Understanding the repayment process for your federal student loans can go a long way toward building a solid financial foundation. Here are some resources for navigating the repayment process.
Federal Direct Student Loans are similar to car loans/mortgages and have the same, if not worse, consequences for non-payment. You must repay a student loan even if your financial circumstances become difficult. Your student loans cannot be canceled because you didn’t get the education or job you expected, or because you didn’t complete your education.
Repayment is much easier if you have been a responsible borrower.
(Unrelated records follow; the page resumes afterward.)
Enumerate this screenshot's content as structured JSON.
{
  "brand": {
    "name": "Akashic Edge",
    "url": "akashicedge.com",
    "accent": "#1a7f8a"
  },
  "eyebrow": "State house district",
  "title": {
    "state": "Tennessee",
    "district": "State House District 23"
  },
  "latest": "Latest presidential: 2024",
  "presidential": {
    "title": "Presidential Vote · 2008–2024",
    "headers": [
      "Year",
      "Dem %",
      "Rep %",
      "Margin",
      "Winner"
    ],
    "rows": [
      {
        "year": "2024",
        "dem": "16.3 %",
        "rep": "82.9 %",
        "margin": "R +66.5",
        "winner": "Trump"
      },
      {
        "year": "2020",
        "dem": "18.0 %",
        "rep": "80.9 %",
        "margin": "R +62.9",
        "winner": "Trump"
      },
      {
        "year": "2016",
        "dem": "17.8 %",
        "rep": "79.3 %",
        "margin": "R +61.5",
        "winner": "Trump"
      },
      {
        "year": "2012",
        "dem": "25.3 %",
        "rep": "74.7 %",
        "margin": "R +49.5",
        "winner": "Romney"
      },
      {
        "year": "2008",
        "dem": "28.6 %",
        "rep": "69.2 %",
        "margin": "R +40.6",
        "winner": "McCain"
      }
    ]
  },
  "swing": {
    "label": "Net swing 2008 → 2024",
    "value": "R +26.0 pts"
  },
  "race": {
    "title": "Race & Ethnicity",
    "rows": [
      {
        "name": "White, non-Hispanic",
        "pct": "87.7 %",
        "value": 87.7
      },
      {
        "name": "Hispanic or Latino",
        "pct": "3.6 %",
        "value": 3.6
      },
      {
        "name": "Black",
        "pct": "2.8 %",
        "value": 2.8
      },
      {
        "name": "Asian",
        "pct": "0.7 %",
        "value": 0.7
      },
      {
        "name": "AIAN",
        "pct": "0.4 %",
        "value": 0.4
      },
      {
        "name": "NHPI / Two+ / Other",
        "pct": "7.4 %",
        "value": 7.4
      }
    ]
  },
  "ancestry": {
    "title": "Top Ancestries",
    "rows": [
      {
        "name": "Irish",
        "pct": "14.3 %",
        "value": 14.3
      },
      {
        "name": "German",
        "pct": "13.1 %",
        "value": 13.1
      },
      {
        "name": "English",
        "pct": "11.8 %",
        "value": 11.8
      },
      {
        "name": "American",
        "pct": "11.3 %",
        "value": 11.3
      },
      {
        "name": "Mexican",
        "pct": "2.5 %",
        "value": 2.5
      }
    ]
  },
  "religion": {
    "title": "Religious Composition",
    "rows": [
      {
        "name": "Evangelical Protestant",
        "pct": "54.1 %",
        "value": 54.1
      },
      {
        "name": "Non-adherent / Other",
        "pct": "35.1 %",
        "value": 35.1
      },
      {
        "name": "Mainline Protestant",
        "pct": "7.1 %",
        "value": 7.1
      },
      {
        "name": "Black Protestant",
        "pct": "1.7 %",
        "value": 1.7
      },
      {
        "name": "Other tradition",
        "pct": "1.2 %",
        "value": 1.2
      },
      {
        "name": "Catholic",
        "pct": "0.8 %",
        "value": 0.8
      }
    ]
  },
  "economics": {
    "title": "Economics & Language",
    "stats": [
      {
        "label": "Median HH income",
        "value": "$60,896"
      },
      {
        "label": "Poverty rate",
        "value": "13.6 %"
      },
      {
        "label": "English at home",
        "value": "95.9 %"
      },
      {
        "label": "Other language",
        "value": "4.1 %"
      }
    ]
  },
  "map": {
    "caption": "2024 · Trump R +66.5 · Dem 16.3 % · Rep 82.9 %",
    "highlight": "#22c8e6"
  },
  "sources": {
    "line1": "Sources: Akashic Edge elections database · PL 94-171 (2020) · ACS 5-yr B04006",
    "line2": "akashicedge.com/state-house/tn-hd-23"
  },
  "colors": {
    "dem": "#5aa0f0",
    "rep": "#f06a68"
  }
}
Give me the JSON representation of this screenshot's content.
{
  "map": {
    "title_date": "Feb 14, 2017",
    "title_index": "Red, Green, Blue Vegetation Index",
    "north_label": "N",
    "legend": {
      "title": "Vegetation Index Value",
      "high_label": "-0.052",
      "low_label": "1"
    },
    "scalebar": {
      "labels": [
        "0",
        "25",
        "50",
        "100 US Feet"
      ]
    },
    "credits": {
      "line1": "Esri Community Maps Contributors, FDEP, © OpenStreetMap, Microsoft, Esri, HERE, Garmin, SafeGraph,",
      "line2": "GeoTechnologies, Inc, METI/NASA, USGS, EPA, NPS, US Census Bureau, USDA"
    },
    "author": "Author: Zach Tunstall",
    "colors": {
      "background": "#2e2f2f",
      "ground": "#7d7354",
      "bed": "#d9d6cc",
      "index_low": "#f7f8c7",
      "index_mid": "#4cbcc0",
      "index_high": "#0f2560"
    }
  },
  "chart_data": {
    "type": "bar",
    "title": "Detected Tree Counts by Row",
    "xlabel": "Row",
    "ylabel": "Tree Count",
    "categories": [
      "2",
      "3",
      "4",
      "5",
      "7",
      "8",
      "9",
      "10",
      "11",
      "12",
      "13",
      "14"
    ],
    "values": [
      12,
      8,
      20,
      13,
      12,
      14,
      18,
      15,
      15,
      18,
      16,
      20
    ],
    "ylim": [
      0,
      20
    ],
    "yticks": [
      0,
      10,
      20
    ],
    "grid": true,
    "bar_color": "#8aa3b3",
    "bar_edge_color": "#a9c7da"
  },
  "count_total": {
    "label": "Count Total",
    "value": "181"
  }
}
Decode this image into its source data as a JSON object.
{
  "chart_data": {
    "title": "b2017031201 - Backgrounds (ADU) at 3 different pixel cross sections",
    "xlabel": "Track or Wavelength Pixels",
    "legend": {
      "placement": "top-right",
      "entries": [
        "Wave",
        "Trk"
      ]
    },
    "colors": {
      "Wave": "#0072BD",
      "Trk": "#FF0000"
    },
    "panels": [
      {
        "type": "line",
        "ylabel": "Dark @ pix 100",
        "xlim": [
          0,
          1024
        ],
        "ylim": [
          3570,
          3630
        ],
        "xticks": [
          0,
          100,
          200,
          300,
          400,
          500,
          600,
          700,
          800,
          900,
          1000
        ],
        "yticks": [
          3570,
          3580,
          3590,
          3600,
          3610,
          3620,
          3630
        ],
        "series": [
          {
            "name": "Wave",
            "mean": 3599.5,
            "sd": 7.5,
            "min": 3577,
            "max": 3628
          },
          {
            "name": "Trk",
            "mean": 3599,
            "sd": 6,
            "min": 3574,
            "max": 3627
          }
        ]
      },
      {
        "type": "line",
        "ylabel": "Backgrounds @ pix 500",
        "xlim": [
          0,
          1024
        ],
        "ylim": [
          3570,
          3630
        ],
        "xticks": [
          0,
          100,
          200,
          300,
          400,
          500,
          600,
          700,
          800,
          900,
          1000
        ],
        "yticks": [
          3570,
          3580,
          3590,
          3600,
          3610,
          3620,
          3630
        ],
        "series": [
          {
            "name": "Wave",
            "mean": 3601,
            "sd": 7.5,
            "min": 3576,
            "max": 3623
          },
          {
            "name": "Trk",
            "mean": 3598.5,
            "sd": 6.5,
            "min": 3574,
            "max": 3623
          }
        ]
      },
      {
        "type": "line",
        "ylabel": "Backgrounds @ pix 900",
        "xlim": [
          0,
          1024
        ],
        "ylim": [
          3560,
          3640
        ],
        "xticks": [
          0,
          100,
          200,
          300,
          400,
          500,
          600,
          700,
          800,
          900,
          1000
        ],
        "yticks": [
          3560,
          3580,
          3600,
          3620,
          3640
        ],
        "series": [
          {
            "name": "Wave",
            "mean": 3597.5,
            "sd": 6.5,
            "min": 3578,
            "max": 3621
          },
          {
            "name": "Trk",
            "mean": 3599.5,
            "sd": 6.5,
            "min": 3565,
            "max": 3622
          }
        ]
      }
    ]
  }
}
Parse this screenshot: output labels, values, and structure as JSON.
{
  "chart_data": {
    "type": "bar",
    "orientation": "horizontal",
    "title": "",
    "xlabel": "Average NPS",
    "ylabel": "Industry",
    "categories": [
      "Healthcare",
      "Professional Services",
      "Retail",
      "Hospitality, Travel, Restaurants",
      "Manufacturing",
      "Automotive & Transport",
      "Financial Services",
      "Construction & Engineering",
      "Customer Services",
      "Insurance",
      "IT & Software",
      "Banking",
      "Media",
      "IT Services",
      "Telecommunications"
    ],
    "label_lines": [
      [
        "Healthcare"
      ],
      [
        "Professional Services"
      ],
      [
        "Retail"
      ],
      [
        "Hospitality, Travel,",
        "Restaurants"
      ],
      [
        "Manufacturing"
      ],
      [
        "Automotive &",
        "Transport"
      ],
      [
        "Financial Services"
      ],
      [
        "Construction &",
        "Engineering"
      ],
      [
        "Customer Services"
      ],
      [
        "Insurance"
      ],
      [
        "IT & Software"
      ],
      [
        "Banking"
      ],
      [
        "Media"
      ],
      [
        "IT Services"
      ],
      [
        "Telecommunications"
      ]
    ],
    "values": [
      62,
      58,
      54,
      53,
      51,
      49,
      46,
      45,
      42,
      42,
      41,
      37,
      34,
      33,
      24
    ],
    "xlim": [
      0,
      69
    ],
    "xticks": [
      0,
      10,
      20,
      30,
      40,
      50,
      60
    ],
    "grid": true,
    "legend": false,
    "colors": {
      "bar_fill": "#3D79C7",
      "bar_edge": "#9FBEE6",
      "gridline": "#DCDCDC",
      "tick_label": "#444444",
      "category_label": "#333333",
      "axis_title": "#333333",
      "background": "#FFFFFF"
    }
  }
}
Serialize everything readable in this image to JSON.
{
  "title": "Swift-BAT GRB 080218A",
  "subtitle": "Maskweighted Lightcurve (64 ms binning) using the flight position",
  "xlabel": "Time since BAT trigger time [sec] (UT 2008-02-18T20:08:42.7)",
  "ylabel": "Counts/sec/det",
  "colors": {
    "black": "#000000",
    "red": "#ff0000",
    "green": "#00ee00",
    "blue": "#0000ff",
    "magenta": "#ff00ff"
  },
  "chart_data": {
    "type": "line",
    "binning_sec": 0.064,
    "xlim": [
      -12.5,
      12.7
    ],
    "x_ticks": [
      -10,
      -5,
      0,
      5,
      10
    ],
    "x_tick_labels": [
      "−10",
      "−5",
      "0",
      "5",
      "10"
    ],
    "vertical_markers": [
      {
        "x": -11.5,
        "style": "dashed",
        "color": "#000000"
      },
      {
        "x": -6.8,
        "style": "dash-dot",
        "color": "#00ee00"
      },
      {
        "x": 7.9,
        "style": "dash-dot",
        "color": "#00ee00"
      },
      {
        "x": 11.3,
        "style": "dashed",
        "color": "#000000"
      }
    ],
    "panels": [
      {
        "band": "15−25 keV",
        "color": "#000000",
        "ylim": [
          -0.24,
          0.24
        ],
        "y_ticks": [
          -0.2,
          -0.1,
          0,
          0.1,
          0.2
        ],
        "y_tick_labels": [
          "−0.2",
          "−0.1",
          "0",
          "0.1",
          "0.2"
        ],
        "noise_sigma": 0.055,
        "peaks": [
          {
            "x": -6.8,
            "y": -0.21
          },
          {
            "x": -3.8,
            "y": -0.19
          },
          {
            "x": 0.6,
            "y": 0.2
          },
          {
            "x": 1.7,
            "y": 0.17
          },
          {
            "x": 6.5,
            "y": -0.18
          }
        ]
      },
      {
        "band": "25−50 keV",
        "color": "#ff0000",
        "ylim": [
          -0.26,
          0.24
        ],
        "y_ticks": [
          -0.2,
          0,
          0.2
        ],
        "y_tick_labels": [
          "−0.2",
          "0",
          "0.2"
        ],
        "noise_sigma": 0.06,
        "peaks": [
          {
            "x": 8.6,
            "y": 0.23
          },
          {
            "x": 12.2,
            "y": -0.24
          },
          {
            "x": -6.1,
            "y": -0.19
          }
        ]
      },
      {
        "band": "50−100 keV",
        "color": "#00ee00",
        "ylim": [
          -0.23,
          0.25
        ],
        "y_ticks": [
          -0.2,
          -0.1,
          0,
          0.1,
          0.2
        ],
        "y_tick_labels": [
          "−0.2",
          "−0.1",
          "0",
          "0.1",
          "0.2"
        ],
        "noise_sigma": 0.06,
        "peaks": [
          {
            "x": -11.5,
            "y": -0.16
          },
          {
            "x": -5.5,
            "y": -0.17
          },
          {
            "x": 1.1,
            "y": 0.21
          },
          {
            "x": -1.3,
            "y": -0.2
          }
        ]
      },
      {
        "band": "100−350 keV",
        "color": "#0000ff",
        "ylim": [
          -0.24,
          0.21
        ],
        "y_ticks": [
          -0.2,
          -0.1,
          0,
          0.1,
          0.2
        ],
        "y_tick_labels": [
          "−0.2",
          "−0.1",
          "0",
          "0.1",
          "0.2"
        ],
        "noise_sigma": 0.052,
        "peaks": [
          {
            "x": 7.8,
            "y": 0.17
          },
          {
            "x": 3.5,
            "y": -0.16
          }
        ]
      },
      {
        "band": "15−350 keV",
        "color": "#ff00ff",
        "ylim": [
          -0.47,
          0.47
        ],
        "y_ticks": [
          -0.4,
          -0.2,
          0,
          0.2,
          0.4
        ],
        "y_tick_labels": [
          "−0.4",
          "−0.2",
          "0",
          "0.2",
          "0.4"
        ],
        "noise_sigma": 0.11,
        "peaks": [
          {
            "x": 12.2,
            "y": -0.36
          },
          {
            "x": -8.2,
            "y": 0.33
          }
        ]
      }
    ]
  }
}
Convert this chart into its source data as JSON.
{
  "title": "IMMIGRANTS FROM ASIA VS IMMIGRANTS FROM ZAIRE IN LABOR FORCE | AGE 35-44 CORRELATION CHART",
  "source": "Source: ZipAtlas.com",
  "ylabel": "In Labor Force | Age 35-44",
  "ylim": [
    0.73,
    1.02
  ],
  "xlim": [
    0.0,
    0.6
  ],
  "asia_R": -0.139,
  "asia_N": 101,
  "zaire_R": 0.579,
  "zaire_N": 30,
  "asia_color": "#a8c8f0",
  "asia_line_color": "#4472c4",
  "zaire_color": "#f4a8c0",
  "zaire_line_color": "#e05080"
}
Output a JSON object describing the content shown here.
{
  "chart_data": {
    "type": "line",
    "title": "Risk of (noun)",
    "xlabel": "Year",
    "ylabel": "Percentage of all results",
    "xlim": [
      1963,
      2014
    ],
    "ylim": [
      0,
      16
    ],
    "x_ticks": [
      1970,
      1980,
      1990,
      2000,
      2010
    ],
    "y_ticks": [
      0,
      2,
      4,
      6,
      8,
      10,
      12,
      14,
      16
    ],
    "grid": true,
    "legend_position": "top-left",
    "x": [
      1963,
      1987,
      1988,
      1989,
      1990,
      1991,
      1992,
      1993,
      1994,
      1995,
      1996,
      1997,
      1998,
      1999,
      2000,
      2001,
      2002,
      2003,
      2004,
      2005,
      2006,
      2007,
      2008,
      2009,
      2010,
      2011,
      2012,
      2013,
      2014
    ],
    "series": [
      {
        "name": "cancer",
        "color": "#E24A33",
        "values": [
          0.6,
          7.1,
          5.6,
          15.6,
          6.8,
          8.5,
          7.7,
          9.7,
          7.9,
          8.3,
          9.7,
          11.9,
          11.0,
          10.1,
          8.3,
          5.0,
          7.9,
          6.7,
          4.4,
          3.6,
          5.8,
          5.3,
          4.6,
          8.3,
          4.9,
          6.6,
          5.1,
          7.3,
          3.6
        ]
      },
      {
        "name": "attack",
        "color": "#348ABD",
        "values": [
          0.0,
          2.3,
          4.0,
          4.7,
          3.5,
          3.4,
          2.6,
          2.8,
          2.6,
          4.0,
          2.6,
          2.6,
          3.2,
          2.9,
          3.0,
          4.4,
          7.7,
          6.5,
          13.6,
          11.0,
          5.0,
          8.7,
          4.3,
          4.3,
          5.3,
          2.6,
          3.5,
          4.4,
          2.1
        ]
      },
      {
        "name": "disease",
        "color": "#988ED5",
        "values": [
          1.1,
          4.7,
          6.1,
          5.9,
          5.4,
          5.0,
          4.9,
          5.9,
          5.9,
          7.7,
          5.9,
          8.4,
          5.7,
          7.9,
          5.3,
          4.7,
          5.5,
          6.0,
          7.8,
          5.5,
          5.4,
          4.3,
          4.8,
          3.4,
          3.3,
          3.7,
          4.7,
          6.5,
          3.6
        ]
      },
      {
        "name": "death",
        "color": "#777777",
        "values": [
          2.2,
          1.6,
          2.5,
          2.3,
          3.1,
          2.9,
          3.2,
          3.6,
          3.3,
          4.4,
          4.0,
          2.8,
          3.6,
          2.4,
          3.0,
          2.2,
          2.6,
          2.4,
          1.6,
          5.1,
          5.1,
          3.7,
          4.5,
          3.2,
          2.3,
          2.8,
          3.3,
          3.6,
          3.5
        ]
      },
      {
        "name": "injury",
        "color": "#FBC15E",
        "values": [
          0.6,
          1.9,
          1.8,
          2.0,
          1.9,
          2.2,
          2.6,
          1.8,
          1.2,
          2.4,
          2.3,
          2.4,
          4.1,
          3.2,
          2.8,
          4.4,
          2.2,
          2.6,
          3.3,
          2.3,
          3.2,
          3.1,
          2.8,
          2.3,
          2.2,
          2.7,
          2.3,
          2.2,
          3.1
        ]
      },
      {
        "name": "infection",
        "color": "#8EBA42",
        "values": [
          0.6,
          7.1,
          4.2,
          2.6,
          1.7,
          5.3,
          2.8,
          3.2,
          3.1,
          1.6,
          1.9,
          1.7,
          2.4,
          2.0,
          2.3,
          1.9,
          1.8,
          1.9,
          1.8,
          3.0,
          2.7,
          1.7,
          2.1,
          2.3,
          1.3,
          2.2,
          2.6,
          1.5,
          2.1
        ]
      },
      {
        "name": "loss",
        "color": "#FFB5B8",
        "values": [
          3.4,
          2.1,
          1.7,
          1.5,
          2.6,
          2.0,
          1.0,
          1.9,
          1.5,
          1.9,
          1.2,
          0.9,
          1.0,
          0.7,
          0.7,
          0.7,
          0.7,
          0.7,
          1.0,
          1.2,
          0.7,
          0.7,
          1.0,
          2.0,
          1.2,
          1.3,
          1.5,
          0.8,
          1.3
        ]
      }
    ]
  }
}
Click on this Responsible Borrowing link for more information about what you can do to plan ahead and graduate with less debt.
Know What You Owe
NSLDS is the most accurate source for determining how much you have borrowed through federal loan programs (Student Direct, Perkins, and PLUS loans). The first and most important part of developing a successful repayment plan is knowing how much you have borrowed. This website will also inform you of who the loan servicers are for each of your loans. Keeping in regular contact with your servicer is essential.
For estimated repayment calculations, visit the FSA repayment calculator.
Choosing a Repayment Plan
- You have a choice of several repayment plans that are designed to meet your needs. The amount you pay and the length of time to repay your loans will vary depending on the repayment plan you choose. A chart outlining available repayment plans is available here.
- Having trouble figuring out which plan will work best for you? Visit the repayment calculator. This site will help you calculate monthly payments for each loan as well as show you how long and the total cost you will pay over the life of the loan. You will need to contact your loan servicer to change your repayment plan.
Deferment and Forbearance
Deferment and a forbearance offer a way for you to temporarily postpone or lower your loan payments while you are attending school, in the military, experiencing financial hardship or in certain other situations.
- A deferment is a period during which repayment of the principal amount and interest of your loan is temporarily delayed. During a deferment, you do not need to make payments.
- Situations in which you may apply for a deferment include military service, attending half time at a college or career school, unemployment or economic hardship.
- If you are unable to make your scheduled loan payments, but do not qualify for a deferment, your loan servicer may be able to grant you a forbearance. With a forbearance you may be able to stop making payments or reduce your monthly payment for up to 12 months.
You should contact your servicer to arrange for either of the above options.
- Failure to make your monthly loan payments will cause you to become delinquent on your student loan and you will risk going into default. Once your loan goes into default, not only will it affect your credit rating, you will also lose the ability to receive future federal aid until the loan is paid in full, or satisfactory arrangements are in place. While the loan is in default you will lose repayment, deferment and forbearance options. Also, the federal government will be able to garnish your wages.
- Federal student loans cannot be cancelled in bankruptcy so this debt WILL NOT go away.
- Contacting your loan servicer is the best way to prevent you from going into default or getting yourself out of default. Explain your situation and ask the servicer what your options are.